The formation of this Council has been the sign of a new life in the question in Melbourne. At the General Election of 1894 a determined effort was made to secure the return of a majority of members pledged to vote for the suffrage cause. The Government promised a Bill in the session of 1895, and on November 26th the Premier, Sir George Turner, introduced a Women's Suffrage Bill which passed the House of Assembly without a division, but was lost in the Legislative Council by two votes.
The Women's Suffrage Bill passed the Legislative Assembly in 1897, '98, '99, 1900, '01, each time with an increased majority, but each time its progress has been stopped in the Council.
Nevertheless there are many evidences of increasing vitality in the movement in Victoria, not the least of these being the rise of an Anti-Women's Suffrage Crusade. These "New Crusaders" have presented a petition which purports to be signed by 22,987 "adult women" of Victoria. But in 1891 before the suffrage was a live subject, before it had entered the region of practical politics, the women suffragists in six weeks obtained 30,000 signatures of adult women. The first and the most natural result of the anti-suffrage movement has been to bring down enquiries on the United Council from all parts of the Colony how to help Women's Suffrage.
QUEENSLAND.[494]
The Women's Suffrage question appears to have received its first awakening in Queensland from the visit of Miss Hannah Chenings, who in 1891 came from Adelaide on a lecturing tour in connection with an effort to obtain a law for the better protection of young girls. Her account of the Women's Franchise League in South Australia aroused a wish for a similar organisation here, and after a period of silent growth the Women's Suffrage Association was formed in 1894, mainly through the instrumentality of Mrs. Leontine Cooper and Mrs. Maginie, who, as Miss Allen, had been a member of the New South Wales Society.

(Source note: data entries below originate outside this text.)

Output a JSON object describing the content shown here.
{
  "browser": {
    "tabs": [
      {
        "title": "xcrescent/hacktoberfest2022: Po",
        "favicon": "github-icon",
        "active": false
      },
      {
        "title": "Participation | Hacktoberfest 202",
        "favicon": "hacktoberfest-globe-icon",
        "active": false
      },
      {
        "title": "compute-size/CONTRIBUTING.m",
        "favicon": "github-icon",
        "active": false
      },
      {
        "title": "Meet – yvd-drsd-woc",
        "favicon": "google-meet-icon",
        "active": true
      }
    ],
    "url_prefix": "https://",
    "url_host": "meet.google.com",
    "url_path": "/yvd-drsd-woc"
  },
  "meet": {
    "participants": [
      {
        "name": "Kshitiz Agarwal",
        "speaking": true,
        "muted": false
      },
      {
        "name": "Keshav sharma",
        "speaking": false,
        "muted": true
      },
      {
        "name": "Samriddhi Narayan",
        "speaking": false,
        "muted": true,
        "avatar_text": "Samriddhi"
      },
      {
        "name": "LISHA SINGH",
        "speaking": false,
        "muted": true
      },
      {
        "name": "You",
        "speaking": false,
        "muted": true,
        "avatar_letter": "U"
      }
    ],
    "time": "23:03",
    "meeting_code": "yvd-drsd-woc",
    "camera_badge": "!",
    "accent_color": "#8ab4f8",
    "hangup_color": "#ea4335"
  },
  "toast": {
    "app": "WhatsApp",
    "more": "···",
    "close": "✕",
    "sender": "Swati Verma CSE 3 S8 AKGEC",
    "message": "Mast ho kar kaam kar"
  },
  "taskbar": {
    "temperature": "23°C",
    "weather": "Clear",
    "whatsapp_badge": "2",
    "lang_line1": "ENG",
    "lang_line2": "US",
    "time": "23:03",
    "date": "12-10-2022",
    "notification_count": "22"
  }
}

At the first annual meeting of this association, in March, 1895, the report showed that petitions had been presented with over 11,000 signatures, and that letters expressing themselves as favorable to the measure had been received from thirty Members of the Legislative Assembly. In the General Election of 1897 a large number of candidates declared themselves in favor, but so far the effort to carry a Bill through the House has met with disappointment, and the Women's Suffrage Association are bending their efforts towards inducing the Government to bring in a Bill. Here, as in the other Colonies where they are still unenfranchised, the women feel deeply the injustice of their exclusion from the Federal Referendum.
TASMANIA.[495]
As long ago as 1885 a Constitutional Amendment Act passed second reading in the Tasmanian House of Assembly which provided for the extension of the Franchise to unmarried women rate-payers, but notwithstanding the support of the Government the question made no further advance in Parliament.
In recent years a Bill to enfranchise women on the same terms as men has passed the House of Assembly on several occasions with increasing majorities, but the opponents are still too numerous to carry it through the Upper House. The Women's Christian Temperance Union have been the most energetic workers in its behalf.

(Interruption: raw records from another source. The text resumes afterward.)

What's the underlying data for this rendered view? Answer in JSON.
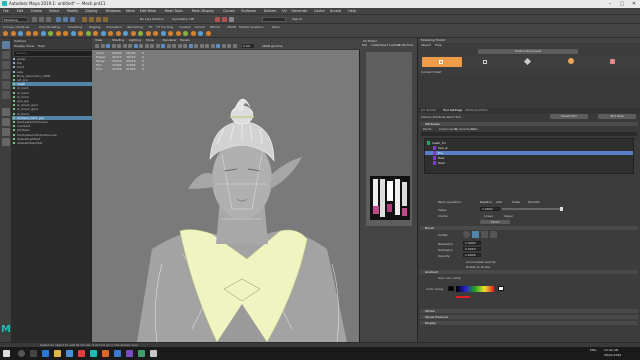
{
  "window": {
    "title": "Autodesk Maya 2019.1: untitled* --- Mesh.pnt11"
  },
  "menubar": {
    "items": [
      "File",
      "Edit",
      "Create",
      "Select",
      "Modify",
      "Display",
      "Windows",
      "Mesh",
      "Edit Mesh",
      "Mesh Tools",
      "Mesh Display",
      "Curves",
      "Surfaces",
      "Deform",
      "UV",
      "Generate",
      "Cache",
      "Arnold",
      "Help"
    ]
  },
  "toolbar": {
    "mode_select": "Modeling",
    "live_surface": "No Live Surface",
    "symmetry": "Symmetry: Off",
    "sign_in": "Sign In"
  },
  "shelf": {
    "tabs": [
      "Curves / Surfaces",
      "Poly Modeling",
      "Sculpting",
      "Rigging",
      "Animation",
      "Rendering",
      "FX",
      "FX Caching",
      "Custom",
      "Arnold",
      "Bifrost",
      "MASH",
      "Motion Graphics",
      "XGen"
    ]
  },
  "outliner": {
    "title": "Outliner",
    "menu": [
      "Display",
      "Show",
      "Help"
    ],
    "search_placeholder": "Search...",
    "items": [
      {
        "label": "persp",
        "selected": false
      },
      {
        "label": "top",
        "selected": false
      },
      {
        "label": "front",
        "selected": false
      },
      {
        "label": "side",
        "selected": false
      },
      {
        "label": "Body_Geometry_CPAR",
        "selected": false
      },
      {
        "label": "ref_grp",
        "selected": false
      },
      {
        "label": "mesh",
        "selected": true
      },
      {
        "label": "ik_hair1",
        "selected": false
      },
      {
        "label": "ik_hair2",
        "selected": false
      },
      {
        "label": "ik_hair3",
        "selected": false
      },
      {
        "label": "eye_grp",
        "selected": false
      },
      {
        "label": "ik_direct_grp1",
        "selected": false
      },
      {
        "label": "ik_direct_grp2",
        "selected": false
      },
      {
        "label": "ik_hair4",
        "selected": false
      },
      {
        "label": "hairGeo_Card_grp",
        "selected": true
      },
      {
        "label": "hairSystem1Follicles",
        "selected": false
      },
      {
        "label": "nucleus1",
        "selected": false
      },
      {
        "label": "pfxHair1",
        "selected": false
      },
      {
        "label": "hairSystem1OutputCurves",
        "selected": false
      },
      {
        "label": "defaultLightSet",
        "selected": false
      },
      {
        "label": "defaultObjectSet",
        "selected": false
      }
    ]
  },
  "viewport": {
    "menu": [
      "View",
      "Shading",
      "Lighting",
      "Show",
      "Renderer",
      "Panels"
    ],
    "stats": [
      {
        "label": "Verts:",
        "a": "26434",
        "b": "26434",
        "c": "0"
      },
      {
        "label": "Edges:",
        "a": "49715",
        "b": "49715",
        "c": "0"
      },
      {
        "label": "Faces:",
        "a": "24310",
        "b": "24310",
        "c": "0"
      },
      {
        "label": "Tris:",
        "a": "47664",
        "b": "47664",
        "c": "0"
      },
      {
        "label": "UVs:",
        "a": "32426",
        "b": "32426",
        "c": "0"
      }
    ],
    "camera_field": "0.00",
    "gamma": "sRGB gamma"
  },
  "uv_editor": {
    "title": "UV Editor",
    "menu": [
      "Edit",
      "Create",
      "Select",
      "Cut/Sew",
      "Modify",
      "Tools"
    ]
  },
  "right_panel": {
    "title": "Modeling Toolkit",
    "menu": [
      "Object",
      "Help"
    ],
    "section_button": "Multi-Component",
    "subtitle": "Context Shelf",
    "tabs": [
      "UV Toolkit",
      "Tool Settings",
      "Attribute Editor"
    ],
    "tool_name": "Artisan Attribute Paint Tool",
    "reset_label": "Reset Tool",
    "help_label": "Tool Help",
    "section_attributes": "Attributes",
    "attr_tabs": [
      "Points",
      "Components",
      "By Selected Geo",
      "All"
    ],
    "paint_list": [
      {
        "label": "mesh_fur",
        "level": 0,
        "selected": false
      },
      {
        "label": "hair_ik",
        "level": 1,
        "selected": false
      },
      {
        "label": "fire",
        "level": 1,
        "selected": true
      },
      {
        "label": "fire1",
        "level": 1,
        "selected": false
      },
      {
        "label": "fire2",
        "level": 1,
        "selected": false
      }
    ],
    "operation_label": "Paint operation:",
    "operation_options": [
      "Replace",
      "Add",
      "Scale",
      "Smooth"
    ],
    "value_label": "Value:",
    "value": "1.0000",
    "clamp_label": "Clamp:",
    "clamp_lower": "Lower",
    "clamp_upper": "Upper",
    "flood_label": "Flood",
    "brush_label": "Brush",
    "profile_label": "Profile:",
    "radius_u_label": "Radius(U):",
    "radius_u": "1.0000",
    "radius_l_label": "Radius(L):",
    "radius_l": "0.0010",
    "opacity_label": "Opacity:",
    "opacity": "1.0000",
    "accumulate_label": "Accumulate opacity",
    "rotate_label": "Rotate to stroke",
    "gradient_section": "Gradient",
    "use_ramp_label": "Use color ramp",
    "color_ramp_label": "Color ramp:",
    "collapsed_sections": [
      "Stroke",
      "Stylus Pressure",
      "Display"
    ]
  },
  "status_bar": {
    "text": "Select an object to edit its UV set, it should go to the artisan tool"
  },
  "taskbar": {
    "time": "10:42 AM",
    "date": "28/01/2020",
    "language": "ENG"
  },
  "colors": {
    "accent": "#5285a6",
    "selection_list": "#5a7fc9",
    "maya_logo": "#1fbbb6"
  }
}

[It will be noticed that in each of these Australian States the Women's Suffrage Bill repeatedly passed the Assembly, or Lower House, which is elected by the people, but was defeated in the Council or Upper House, which is composed entirely of wealthy and aristocratic members, who can be voted for only by these classes, and some of whom are appointed by the Government and hold office for life. In 1901 a Federation of the six States was formed with a National Parliament, both Houses to be elected by the people. In June, 1902, a bill passed this Federal Parliament giving women the right to vote for its members and be elected to this body. About 800,000 women have been thus enfranchised, the largest victory ever gained for this movement.